Der freundliche und beneidenswert witzige Leon, der in einer Parallelklasse war, hatte dasselbe nennen wir es ruhig Problem wie ich, und dazu noch eine Behinderung, die nicht offenschtlich war, aber sie war bekannt. Ich sah ihn oft mit dieser Hanna, eine Klasse unter mir, ein wenig hübsch, ziemlich eingebildet, und mit Leon befreundet. Leon hatte großes Mitgefühl mit allen und immer ein offenes Ohr. Hanna sagte ihm, er würde sie als einziger Mensch auf der Welt verstehen, und er fühlte sich ein großes Stück für sie verantwortlich. Er, die 18-jährige Jungfrau, mochte wohl ihre kindliche und unvoreingenommene Art, sonst mied er eher die Mädchen. Eines Tages bekam Hanna einen anonymen Liebesbrief, und jemand flüsterte ihr zu, der Brief wäre von Leon. Man sagte mir, dass Leon, als man ihn darauf ansprach, nur lachte, und sofort Hanna aufsuchte, aber sie hatte plötzlich keine Zeit für ihn. Leon ging davon aus, dass er Hanna nur die Wahrheit sagten musste, nämlich dass er diesen Brief nicht geschrieben hatte, aber dazu bot sich ihm in den folgenden Tagen keine Gegelenheit mehr. Schließlich ging er auf Distanz zu Hanna, weil es auf einmal aussah, als würde er ihr nachstellen; unverschuldet befand er sich nun in einer sehr erniedrigenden Situation, aus der er keinen Ausweg wusste. Er schrieb Hanna einen Brief, in dem stand, dass er den Liebesbrief nicht geschrieben habe, aber von da an würdigte ihn Hanna keines Blickes mehr. Und so waren sie nicht mehr Freunde, nein, das war jetzt undenkbar. Schließlich fand Hanna, obwohl sie unbegreiflicherweise niemals wirklich an der Wahrheit interessiert war, durch einen Zufall heraus, dass der Brief ein dummer Streich eines Jungen aus ihrer Klasse war, - der Junge hatte sich überhaupt nichts dabei gedacht, es war seinerseits nur ein Scherz. Ein ziemlich harmloser Scherz, der sich gleich am ersten Tag in einer heiteren Runde gemeinsamen Lachens hätte auflösen können, ja eigentlich müssen.

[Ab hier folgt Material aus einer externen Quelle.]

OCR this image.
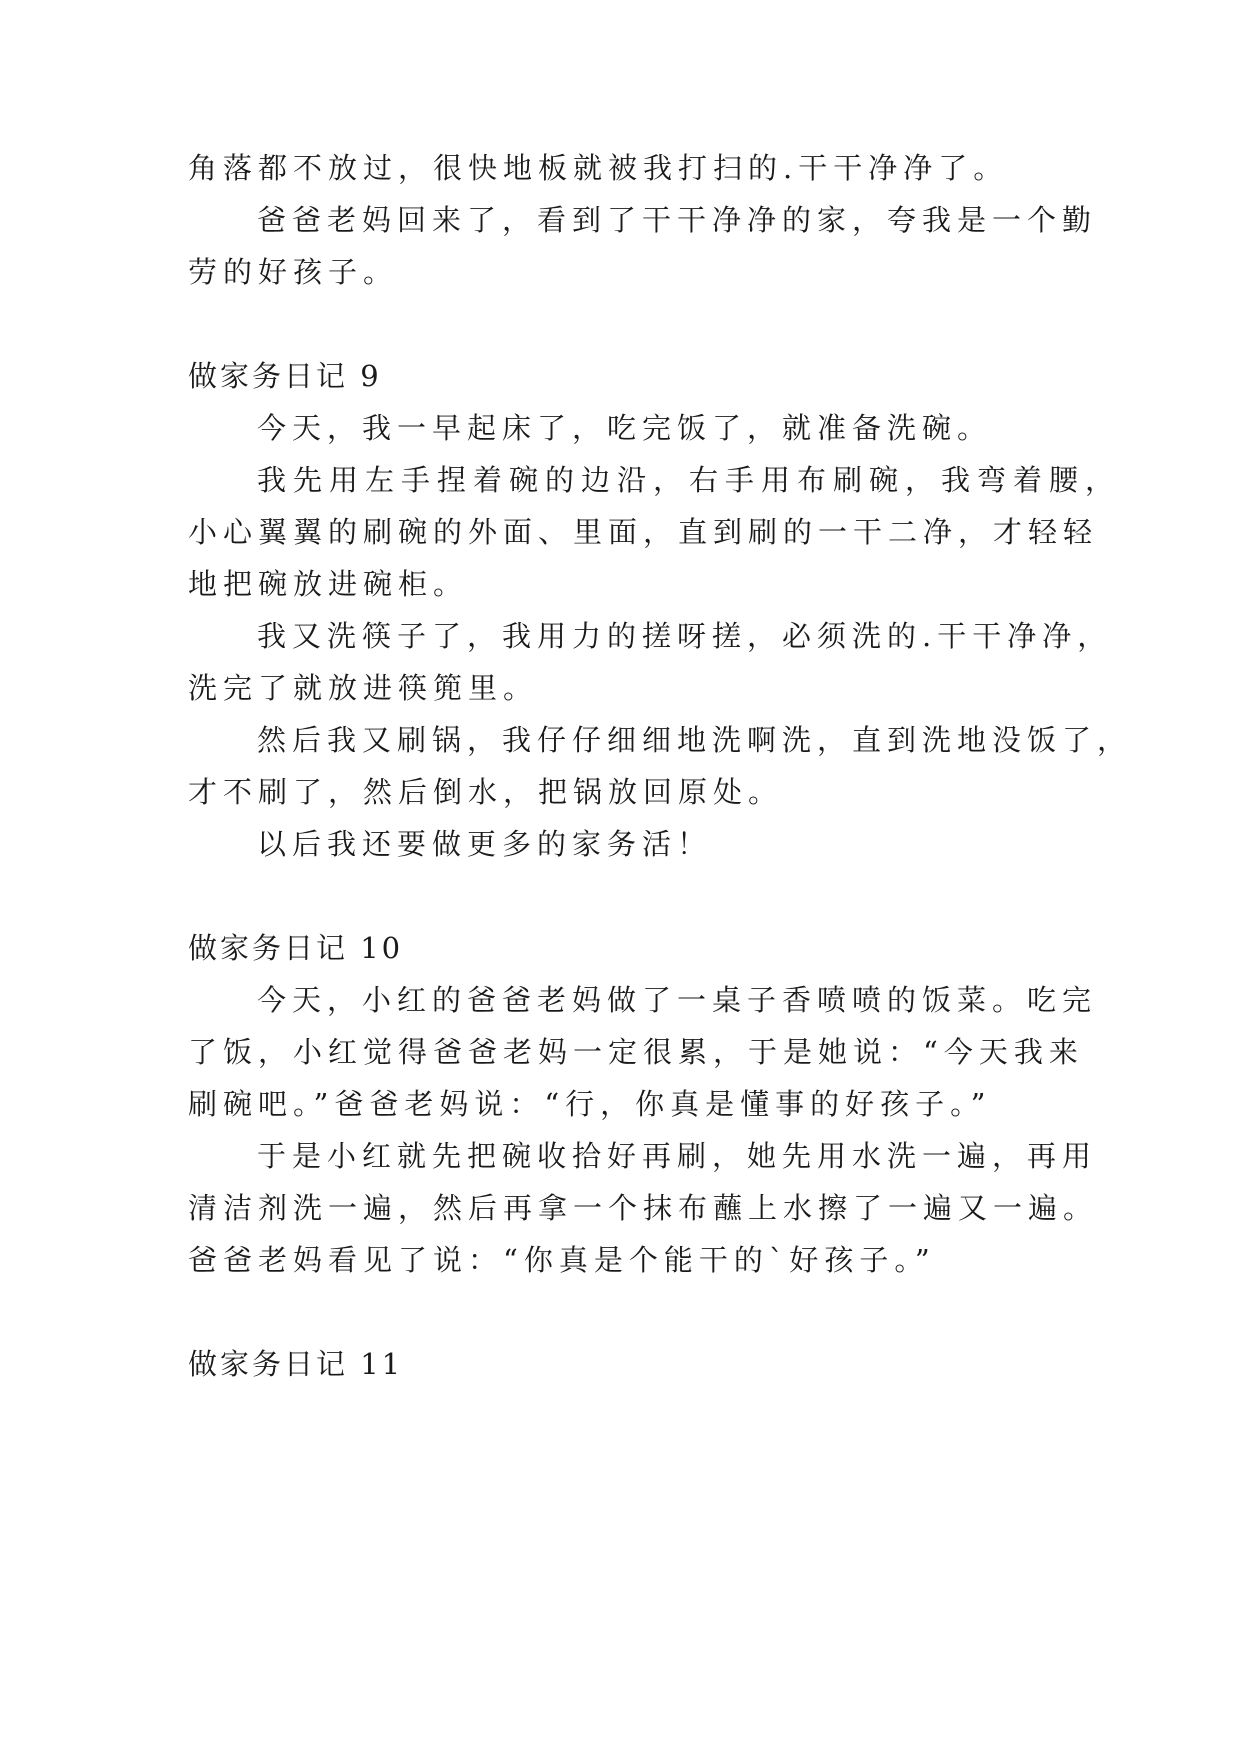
角落都不放过，很快地板就被我打扫的.干干净净了。
爸爸老妈回来了，看到了干干净净的家，夸我是一个勤
劳的好孩子。
做家务日记 9
今天，我一早起床了，吃完饭了，就准备洗碗。
我先用左手捏着碗的边沿，右手用布刷碗，我弯着腰，
小心翼翼的刷碗的外面、里面，直到刷的一干二净，才轻轻
地把碗放进碗柜。
我又洗筷子了，我用力的搓呀搓，必须洗的.干干净净，
洗完了就放进筷篼里。
然后我又刷锅，我仔仔细细地洗啊洗，直到洗地没饭了，
才不刷了，然后倒水，把锅放回原处。
以后我还要做更多的家务活！
做家务日记 10
今天，小红的爸爸老妈做了一桌子香喷喷的饭菜。吃完
了饭，小红觉得爸爸老妈一定很累，于是她说：“今天我来
刷碗吧。”爸爸老妈说：“行，你真是懂事的好孩子。”
于是小红就先把碗收拾好再刷，她先用水洗一遍，再用
清洁剂洗一遍，然后再拿一个抹布蘸上水擦了一遍又一遍。
爸爸老妈看见了说：“你真是个能干的`好孩子。”
做家务日记 11
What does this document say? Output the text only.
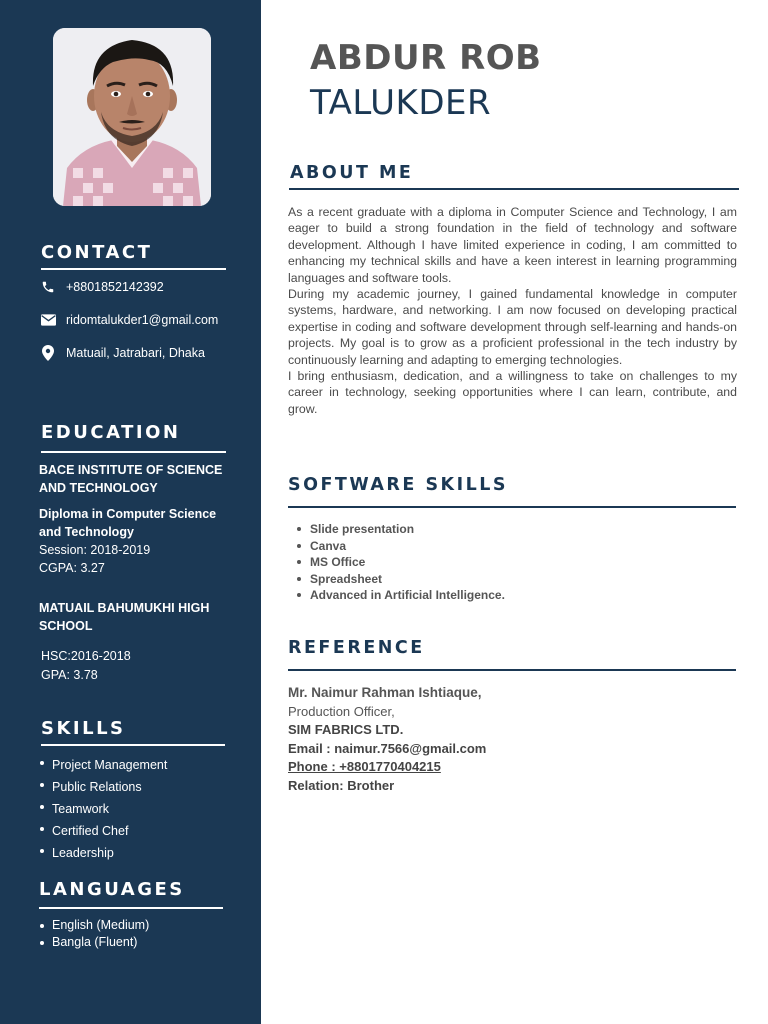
CONTACT
+8801852142392
ridomtalukder1@gmail.com
Matuail, Jatrabari, Dhaka
EDUCATION
BACE INSTITUTE OF SCIENCE AND TECHNOLOGY
Diploma in Computer Science and Technology
Session: 2018-2019
CGPA: 3.27
MATUAIL BAHUMUKHI HIGH SCHOOL
HSC:2016-2018
GPA: 3.78
SKILLS
Project Management
Public Relations
Teamwork
Certified Chef
Leadership
LANGUAGES
English (Medium)
Bangla (Fluent)
ABDUR ROB
TALUKDER
ABOUT ME

As a recent graduate with a diploma in Computer Science and Technology, I am eager to build a strong foundation in the field of technology and software development. Although I have limited experience in coding, I am committed to enhancing my technical skills and have a keen interest in learning programming languages and software tools.

During my academic journey, I gained fundamental knowledge in computer systems, hardware, and networking. I am now focused on developing practical expertise in coding and software development through self-learning and hands-on projects. My goal is to grow as a proficient professional in the tech industry by continuously learning and adapting to emerging technologies.

I bring enthusiasm, dedication, and a willingness to take on challenges to my career in technology, seeking opportunities where I can learn, contribute, and grow.

SOFTWARE SKILLS
Slide presentation
Canva
MS Office
Spreadsheet
Advanced in Artificial Intelligence.
REFERENCE
Mr. Naimur Rahman Ishtiaque,
Production Officer,
SIM FABRICS LTD.
Email : naimur.7566@gmail.com
Phone : +8801770404215
Relation: Brother
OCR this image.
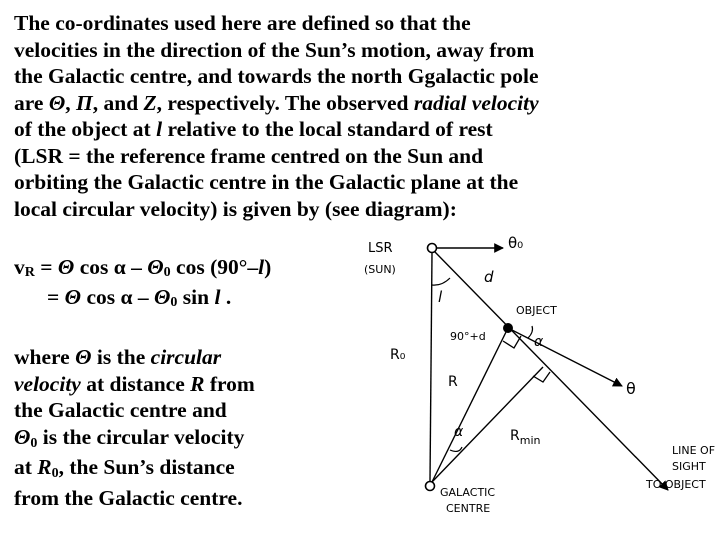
The co-ordinates used here are defined so that the
velocities in the direction of the Sun’s motion, away from
the Galactic centre, and towards the north Ggalactic pole
are Θ, Π, and Z, respectively. The observed radial velocity
of the object at l relative to the local standard of rest
(LSR = the reference frame centred on the Sun and
orbiting the Galactic centre in the Galactic plane at the
local circular velocity) is given by (see diagram):
$v_R = \Theta$ cos α – $\Theta_0$ cos (90°–l)
= Θ cos α – $\Theta_0$ sin l .
where Θ is the circular
velocity at distance R from
the Galactic centre and
$\Theta_0$ is the circular velocity
at $R_0$, the Sun’s distance
from the Galactic centre.
LSR
(SUN)
θ₀
d
l
OBJECT
90°+d
R₀
R
α
θ
α	$R_{min}$
LINE OF
SIGHT
TO OBJECT
GALACTIC
CENTRE
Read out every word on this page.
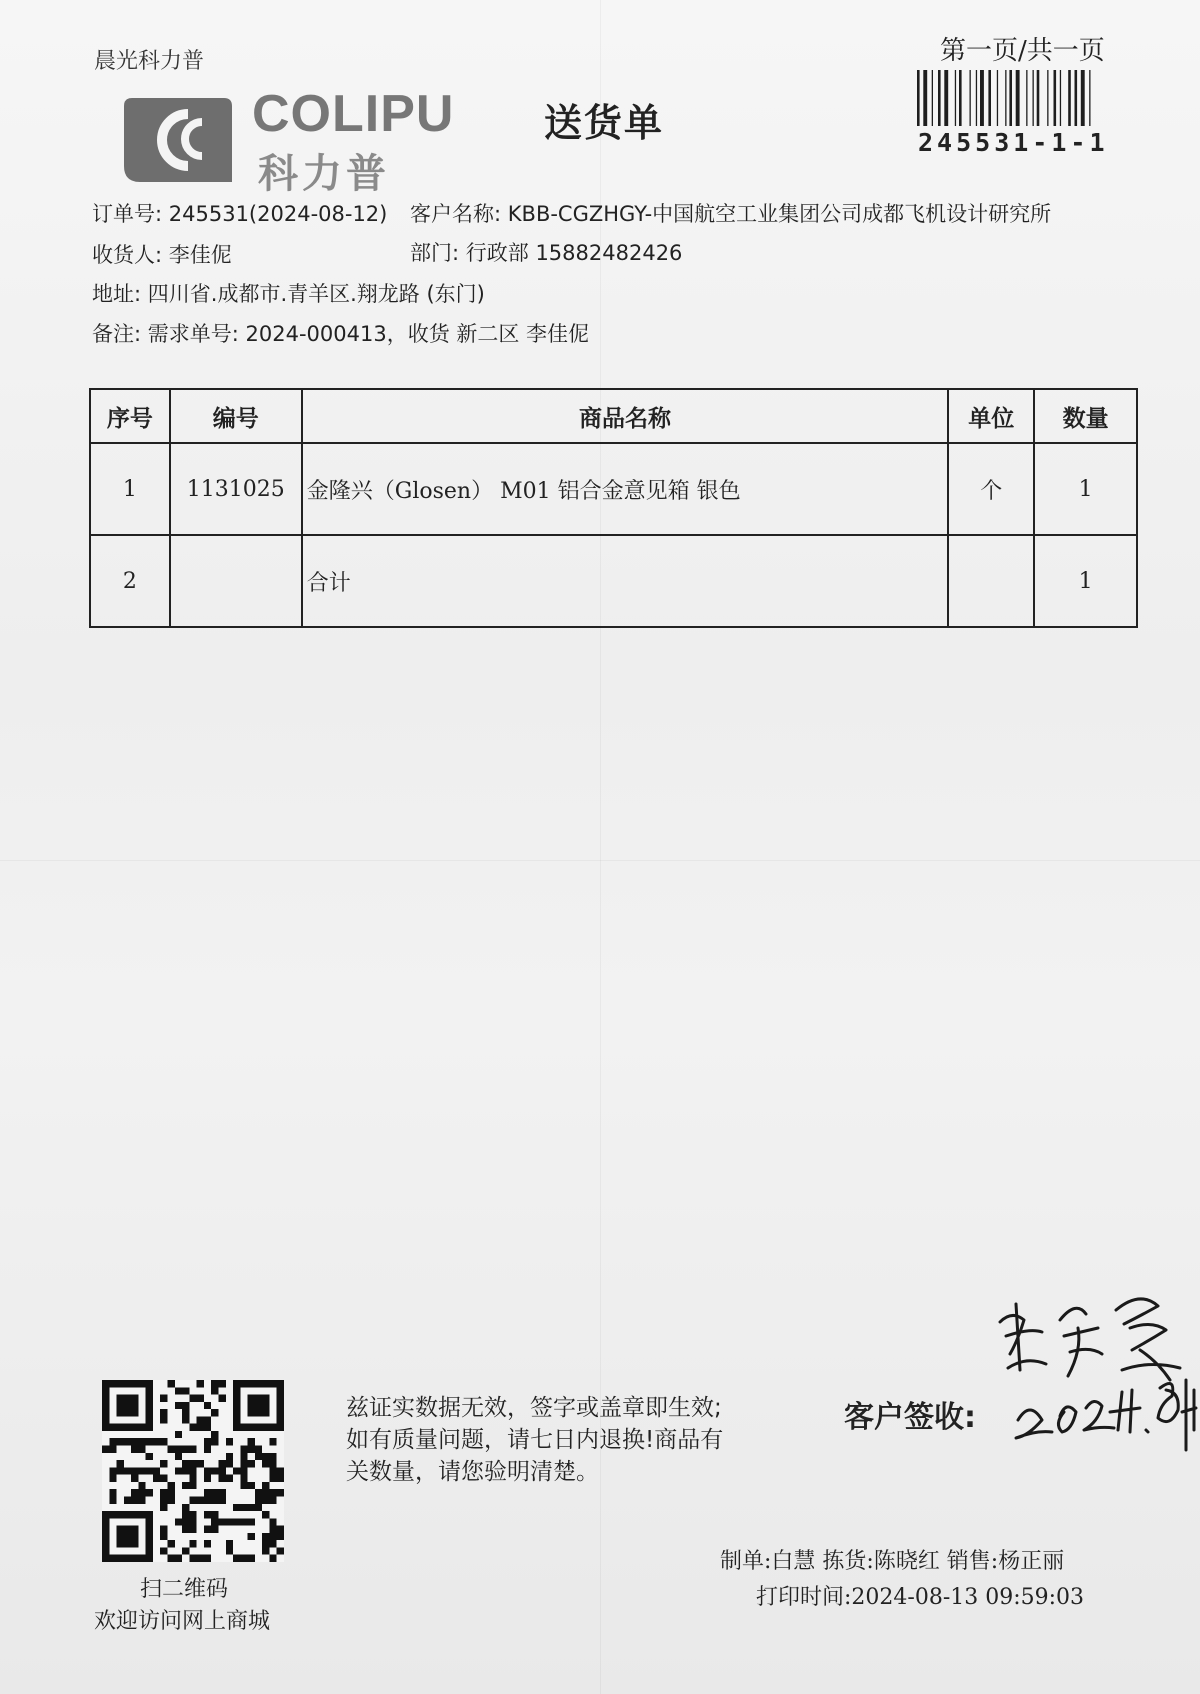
晨光科力普
COLIPU
科力普
送货单
第一页/共一页
245531-1-1
订单号: 245531(2024-08-12) 客户名称: KBB-CGZHGY-中国航空工业集团公司成都飞机设计研究所
收货人: 李佳伲	部门: 行政部 15882482426
地址: 四川省.成都市.青羊区.翔龙路 (东门)
备注: 需求单号: 2024-000413，收货 新二区 李佳伲
序号	编号	商品名称	单位	数量
1	1131025	金隆兴（Glosen） M01 铝合金意见箱 银色	个	1
2		合计		1
扫二维码
欢迎访问网上商城
兹证实数据无效，签字或盖章即生效;
如有质量问题，请七日内退换!商品有
关数量，请您验明清楚。
客户签收:
制单:白慧 拣货:陈晓红 销售:杨正丽
打印时间:2024-08-13 09:59:03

Als ich von der Geschichte erfuhr, dachte ich wieder an diese Mitschülerin, die mich nicht leiden konnte, und aus Frust etwas über mich rumerzählt hatte, was sie gar nicht so meinte. Ich fand es trotzdem hinterfotzig von ihr, bis ich eben Leons Geschichte hörte. Hanna hätte nie etwas Gemeines zu Leon gesagt oder über Leon erzählt, sie war stets nett, höflich, ein durchaus liebenswerter Mensch. Nein, sie hätte niemals gesagt, dass sie Leon für minderwertig hielt, und Leon hätte es auch niemals erfahren, hätte es diesen Streich mit dem Brief nicht gegeben. Es gab da diesen einen Kerl aus dem Abschlussjahrgang, der auf einer Party jemandem Drogen ins Bier getan hat, und sie anschließend vergewaltigt, - ihm konnte nichts nachgewiesen werden, aber er wurde bis zum Schulabschluss wie ein Aussätziger gemieden. Er hat jemanden vergewaltigt. Und Leon hat diesen Brief nicht geschrieben. Neulich sah ich Hanna weinen, sie saß allein da, und warf mit hilflosen Blicken um sich. Auch Leon kam nie wieder gut gelaunt zur Schule.